As I typed away at my keyboard, I found myself skimming through Hacker News articles from that week. The most striking one had to be “Cat-proofing a cat feeding machine.” It reminded me of the countless times we had argued about whether cats or tech should come first in our lives. Sometimes it felt like we spent more time thinking about how to automate cat food dispensers than building robust infrastructure.
While I chuckled at the thought, I couldn’t shake off the nagging feeling that maybe our focus was a bit misplaced. Serverless and Lambda were all the rage—how many times had I heard “it’s just a function” in my career? But as someone who had shipped real production services on Kubernetes, I knew there was more to it than just invoking functions.
That night, I logged into Grafana, where Prometheus metrics from our services were graphed. The dashboard was bustling with lines representing CPU usage, memory consumption, and request rates. It felt like a lifeblood of the system—without these metrics, we would have been flying blind.
Speaking of metrics, GitOps was starting to gain traction as a way to manage infrastructure changes through version control. I had toyed with the idea but never truly embraced it.
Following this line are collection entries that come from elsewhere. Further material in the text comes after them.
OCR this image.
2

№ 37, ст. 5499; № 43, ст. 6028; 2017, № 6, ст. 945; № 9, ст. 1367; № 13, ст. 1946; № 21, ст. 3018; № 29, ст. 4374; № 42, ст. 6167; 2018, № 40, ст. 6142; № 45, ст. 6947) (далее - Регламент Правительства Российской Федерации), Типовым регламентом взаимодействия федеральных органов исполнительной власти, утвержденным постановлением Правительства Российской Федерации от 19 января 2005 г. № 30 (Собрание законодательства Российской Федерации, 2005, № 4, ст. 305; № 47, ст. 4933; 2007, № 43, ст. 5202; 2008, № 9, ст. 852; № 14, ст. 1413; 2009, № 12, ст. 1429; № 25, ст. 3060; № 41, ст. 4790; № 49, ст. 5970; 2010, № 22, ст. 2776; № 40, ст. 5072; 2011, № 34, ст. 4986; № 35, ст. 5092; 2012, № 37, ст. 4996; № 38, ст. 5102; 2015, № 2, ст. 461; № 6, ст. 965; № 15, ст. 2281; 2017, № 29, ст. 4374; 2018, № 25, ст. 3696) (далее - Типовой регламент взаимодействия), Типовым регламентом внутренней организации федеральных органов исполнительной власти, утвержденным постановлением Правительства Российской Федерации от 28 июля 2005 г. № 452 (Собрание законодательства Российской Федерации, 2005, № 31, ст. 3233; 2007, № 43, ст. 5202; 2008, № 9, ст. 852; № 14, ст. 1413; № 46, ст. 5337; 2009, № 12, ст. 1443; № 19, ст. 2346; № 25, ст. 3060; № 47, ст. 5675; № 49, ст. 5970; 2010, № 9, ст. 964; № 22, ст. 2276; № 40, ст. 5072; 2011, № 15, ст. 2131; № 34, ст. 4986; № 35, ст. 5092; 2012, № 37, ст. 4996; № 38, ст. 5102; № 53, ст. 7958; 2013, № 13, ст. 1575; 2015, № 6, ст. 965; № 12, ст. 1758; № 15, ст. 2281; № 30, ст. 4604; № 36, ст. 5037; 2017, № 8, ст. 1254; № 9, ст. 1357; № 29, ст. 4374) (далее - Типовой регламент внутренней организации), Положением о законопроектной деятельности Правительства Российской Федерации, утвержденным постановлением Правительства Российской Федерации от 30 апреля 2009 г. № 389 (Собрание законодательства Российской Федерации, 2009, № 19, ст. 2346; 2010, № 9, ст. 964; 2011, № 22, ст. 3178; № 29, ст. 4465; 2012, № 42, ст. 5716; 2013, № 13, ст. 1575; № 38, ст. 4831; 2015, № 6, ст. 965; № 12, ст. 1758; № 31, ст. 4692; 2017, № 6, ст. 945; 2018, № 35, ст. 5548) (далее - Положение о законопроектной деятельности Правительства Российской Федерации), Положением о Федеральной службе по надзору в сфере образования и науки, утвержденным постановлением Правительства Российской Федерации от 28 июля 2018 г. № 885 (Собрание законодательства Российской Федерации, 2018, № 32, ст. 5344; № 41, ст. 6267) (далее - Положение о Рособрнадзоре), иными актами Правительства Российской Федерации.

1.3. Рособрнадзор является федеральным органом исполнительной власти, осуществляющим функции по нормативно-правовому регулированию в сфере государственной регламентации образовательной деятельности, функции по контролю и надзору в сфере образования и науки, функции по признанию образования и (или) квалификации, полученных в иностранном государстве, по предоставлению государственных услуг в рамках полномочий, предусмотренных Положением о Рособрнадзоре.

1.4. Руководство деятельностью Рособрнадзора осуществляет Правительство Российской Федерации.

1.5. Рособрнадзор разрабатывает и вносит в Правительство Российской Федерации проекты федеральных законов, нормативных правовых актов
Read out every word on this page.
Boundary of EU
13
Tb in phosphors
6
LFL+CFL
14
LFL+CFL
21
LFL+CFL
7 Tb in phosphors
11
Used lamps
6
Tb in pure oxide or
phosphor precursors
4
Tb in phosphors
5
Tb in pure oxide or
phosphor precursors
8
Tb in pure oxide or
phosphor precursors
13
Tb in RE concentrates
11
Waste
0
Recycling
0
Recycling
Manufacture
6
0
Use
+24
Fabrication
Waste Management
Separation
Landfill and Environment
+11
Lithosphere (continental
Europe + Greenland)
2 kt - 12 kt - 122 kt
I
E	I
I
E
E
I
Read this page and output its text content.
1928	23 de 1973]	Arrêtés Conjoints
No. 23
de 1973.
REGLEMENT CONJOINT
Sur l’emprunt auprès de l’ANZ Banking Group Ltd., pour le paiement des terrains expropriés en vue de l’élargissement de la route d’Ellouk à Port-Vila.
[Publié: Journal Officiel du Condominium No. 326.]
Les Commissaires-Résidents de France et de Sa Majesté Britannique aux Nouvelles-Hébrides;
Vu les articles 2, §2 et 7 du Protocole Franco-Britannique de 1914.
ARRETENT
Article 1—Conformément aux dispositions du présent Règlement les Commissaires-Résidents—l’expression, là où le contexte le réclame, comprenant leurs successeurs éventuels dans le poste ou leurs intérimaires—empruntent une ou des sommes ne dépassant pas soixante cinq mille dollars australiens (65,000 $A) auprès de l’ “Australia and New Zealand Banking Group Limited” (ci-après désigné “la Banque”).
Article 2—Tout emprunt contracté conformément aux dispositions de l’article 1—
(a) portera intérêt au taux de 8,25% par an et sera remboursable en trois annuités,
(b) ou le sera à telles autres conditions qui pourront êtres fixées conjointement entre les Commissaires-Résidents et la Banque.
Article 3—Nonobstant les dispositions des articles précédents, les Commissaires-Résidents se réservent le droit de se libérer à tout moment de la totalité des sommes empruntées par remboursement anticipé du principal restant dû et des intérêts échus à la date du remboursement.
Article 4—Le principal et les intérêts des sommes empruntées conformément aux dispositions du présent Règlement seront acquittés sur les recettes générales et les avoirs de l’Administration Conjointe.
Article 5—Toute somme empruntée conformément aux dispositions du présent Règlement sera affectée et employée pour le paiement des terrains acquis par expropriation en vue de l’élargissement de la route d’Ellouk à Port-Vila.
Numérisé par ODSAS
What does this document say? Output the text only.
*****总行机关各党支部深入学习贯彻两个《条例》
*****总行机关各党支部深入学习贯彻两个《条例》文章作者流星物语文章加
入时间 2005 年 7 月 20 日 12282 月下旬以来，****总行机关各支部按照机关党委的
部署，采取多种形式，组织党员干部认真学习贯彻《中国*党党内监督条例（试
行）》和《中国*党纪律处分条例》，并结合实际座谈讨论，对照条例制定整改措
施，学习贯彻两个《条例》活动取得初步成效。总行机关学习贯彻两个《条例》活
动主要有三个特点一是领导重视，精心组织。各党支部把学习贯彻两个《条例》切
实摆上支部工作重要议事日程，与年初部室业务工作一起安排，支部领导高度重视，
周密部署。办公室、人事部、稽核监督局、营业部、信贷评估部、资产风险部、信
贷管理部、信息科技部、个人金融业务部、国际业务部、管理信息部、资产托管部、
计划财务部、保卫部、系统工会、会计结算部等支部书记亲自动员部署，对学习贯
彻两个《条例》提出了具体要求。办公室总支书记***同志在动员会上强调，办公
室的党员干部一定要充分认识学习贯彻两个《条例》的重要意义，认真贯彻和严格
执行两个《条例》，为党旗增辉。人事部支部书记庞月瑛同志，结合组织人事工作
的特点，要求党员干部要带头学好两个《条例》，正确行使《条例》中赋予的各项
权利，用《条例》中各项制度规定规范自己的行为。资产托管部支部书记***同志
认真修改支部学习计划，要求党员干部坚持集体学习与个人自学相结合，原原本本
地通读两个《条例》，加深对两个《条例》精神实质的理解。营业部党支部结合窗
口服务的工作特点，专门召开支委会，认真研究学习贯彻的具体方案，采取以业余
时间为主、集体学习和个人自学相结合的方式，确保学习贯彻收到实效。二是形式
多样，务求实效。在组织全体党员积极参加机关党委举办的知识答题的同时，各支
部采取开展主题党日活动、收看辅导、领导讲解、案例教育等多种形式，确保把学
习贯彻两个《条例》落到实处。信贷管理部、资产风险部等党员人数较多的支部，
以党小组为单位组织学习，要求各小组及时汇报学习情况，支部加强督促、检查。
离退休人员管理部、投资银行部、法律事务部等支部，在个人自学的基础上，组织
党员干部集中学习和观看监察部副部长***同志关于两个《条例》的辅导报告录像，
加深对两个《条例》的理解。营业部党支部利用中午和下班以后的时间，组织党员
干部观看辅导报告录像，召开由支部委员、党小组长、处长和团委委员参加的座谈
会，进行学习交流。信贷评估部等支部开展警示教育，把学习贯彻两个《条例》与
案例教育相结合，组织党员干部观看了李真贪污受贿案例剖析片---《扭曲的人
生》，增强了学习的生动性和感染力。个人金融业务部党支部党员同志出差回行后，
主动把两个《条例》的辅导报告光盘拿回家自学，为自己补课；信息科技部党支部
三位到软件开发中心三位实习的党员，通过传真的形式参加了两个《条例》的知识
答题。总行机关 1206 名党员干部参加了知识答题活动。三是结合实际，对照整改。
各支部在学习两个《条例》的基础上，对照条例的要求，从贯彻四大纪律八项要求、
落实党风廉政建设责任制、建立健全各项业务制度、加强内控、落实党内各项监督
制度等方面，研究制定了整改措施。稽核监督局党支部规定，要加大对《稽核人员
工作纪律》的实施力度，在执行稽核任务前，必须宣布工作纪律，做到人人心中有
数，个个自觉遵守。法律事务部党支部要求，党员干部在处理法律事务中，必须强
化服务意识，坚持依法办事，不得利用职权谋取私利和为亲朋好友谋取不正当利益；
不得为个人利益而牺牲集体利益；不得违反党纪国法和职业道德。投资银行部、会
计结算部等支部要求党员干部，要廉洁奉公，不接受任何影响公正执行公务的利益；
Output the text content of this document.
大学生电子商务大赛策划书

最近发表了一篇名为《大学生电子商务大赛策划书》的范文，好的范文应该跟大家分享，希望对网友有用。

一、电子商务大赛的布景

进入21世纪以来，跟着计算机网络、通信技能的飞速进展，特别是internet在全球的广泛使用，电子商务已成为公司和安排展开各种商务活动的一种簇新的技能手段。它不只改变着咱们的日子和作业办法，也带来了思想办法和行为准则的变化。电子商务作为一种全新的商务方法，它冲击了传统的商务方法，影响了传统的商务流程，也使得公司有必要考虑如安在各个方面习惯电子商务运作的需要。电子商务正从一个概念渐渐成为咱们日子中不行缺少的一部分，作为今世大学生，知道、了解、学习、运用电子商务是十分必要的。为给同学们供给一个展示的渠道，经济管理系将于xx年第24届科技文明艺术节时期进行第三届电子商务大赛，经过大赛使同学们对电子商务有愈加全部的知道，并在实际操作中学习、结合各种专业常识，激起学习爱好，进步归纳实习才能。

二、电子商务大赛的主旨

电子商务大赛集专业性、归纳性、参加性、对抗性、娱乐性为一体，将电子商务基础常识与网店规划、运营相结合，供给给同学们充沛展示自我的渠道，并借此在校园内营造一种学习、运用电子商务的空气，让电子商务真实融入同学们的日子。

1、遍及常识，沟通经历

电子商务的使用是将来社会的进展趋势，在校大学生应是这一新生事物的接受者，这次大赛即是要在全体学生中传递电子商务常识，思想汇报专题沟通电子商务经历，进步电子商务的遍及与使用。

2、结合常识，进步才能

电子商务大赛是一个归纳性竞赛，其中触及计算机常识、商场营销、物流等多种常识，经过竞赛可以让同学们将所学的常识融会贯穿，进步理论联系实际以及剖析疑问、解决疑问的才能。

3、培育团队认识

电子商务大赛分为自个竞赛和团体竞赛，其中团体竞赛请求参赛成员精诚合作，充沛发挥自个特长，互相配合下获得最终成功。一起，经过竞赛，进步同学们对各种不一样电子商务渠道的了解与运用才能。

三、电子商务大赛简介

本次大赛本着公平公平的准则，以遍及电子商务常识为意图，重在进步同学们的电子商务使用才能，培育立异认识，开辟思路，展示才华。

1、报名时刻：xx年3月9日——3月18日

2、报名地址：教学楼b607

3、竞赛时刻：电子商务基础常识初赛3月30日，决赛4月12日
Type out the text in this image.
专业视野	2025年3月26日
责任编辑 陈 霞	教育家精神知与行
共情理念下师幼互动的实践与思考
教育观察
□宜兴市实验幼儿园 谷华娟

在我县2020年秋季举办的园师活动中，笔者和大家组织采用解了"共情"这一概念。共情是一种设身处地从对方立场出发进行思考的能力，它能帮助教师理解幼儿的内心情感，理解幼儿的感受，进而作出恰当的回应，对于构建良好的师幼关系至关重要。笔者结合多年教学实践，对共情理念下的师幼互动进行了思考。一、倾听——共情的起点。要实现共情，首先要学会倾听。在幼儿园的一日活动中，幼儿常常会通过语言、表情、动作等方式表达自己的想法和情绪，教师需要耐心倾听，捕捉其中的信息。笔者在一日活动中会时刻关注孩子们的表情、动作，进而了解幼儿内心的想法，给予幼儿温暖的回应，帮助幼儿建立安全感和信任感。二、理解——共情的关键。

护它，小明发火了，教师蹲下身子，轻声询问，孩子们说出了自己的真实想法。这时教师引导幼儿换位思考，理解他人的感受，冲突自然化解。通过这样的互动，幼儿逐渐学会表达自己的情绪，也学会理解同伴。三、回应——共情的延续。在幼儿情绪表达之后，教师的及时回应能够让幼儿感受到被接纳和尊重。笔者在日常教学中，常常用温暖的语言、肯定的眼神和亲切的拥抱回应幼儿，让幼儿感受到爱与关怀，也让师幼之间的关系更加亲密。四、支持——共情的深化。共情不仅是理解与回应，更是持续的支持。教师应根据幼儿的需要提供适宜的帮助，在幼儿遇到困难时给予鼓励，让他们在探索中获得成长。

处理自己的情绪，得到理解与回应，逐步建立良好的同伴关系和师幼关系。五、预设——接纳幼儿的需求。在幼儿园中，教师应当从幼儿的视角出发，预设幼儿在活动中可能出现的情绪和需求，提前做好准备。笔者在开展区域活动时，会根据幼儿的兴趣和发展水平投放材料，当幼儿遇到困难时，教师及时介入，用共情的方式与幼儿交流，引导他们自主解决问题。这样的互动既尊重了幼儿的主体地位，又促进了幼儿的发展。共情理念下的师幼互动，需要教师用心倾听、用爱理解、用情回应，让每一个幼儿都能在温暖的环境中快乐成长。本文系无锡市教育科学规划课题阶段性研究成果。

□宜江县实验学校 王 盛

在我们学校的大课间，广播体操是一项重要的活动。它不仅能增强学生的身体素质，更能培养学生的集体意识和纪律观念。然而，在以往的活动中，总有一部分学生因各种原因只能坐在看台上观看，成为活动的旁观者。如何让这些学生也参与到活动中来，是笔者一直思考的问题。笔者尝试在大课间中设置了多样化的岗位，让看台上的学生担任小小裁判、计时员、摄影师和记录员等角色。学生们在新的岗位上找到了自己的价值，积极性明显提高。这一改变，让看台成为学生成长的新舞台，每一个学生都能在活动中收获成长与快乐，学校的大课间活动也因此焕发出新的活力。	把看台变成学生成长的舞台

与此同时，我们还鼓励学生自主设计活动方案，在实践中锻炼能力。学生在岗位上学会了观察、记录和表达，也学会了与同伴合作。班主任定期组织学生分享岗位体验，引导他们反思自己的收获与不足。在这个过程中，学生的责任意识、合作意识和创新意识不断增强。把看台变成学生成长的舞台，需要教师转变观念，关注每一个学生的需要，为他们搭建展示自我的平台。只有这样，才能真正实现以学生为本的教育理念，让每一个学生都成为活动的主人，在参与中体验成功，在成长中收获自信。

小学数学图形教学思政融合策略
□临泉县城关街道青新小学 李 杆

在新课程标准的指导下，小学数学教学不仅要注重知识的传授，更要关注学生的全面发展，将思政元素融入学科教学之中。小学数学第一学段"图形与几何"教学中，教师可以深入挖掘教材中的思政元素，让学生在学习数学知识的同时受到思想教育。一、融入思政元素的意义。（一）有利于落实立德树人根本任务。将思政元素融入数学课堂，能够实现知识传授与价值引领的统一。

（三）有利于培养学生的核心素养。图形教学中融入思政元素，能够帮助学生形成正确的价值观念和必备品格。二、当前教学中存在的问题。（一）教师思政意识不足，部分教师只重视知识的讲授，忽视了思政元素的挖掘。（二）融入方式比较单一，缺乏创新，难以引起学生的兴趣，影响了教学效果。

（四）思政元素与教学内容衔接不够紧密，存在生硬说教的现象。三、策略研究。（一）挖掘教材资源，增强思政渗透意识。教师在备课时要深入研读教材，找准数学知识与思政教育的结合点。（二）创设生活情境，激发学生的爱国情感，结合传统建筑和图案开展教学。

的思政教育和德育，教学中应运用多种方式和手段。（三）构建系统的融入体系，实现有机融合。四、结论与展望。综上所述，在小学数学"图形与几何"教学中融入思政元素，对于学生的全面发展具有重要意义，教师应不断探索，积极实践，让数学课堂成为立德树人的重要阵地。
The thought of having to reconcile our Kubernetes configurations with Git seemed like more work than it was worth at the time. Yet, here we were in 2016, and the conversation around GitOps felt inevitable.
As I closed my laptop for the night, I couldn’t help but feel a mix of excitement and frustration. Excitement for the tools that made our lives easier—Helm, Istio, Envoy—and frustration with the complexity they introduced. The serverless hype was just another layer in an already complex ecosystem.
But as I drifted off to sleep, I reminded myself that it was okay to take a break from tech and politics. Maybe next week would be better for debugging those Kubernetes issues without any distractions.
That’s my personal reflection on December 12, 2016. Hope you found it insightful!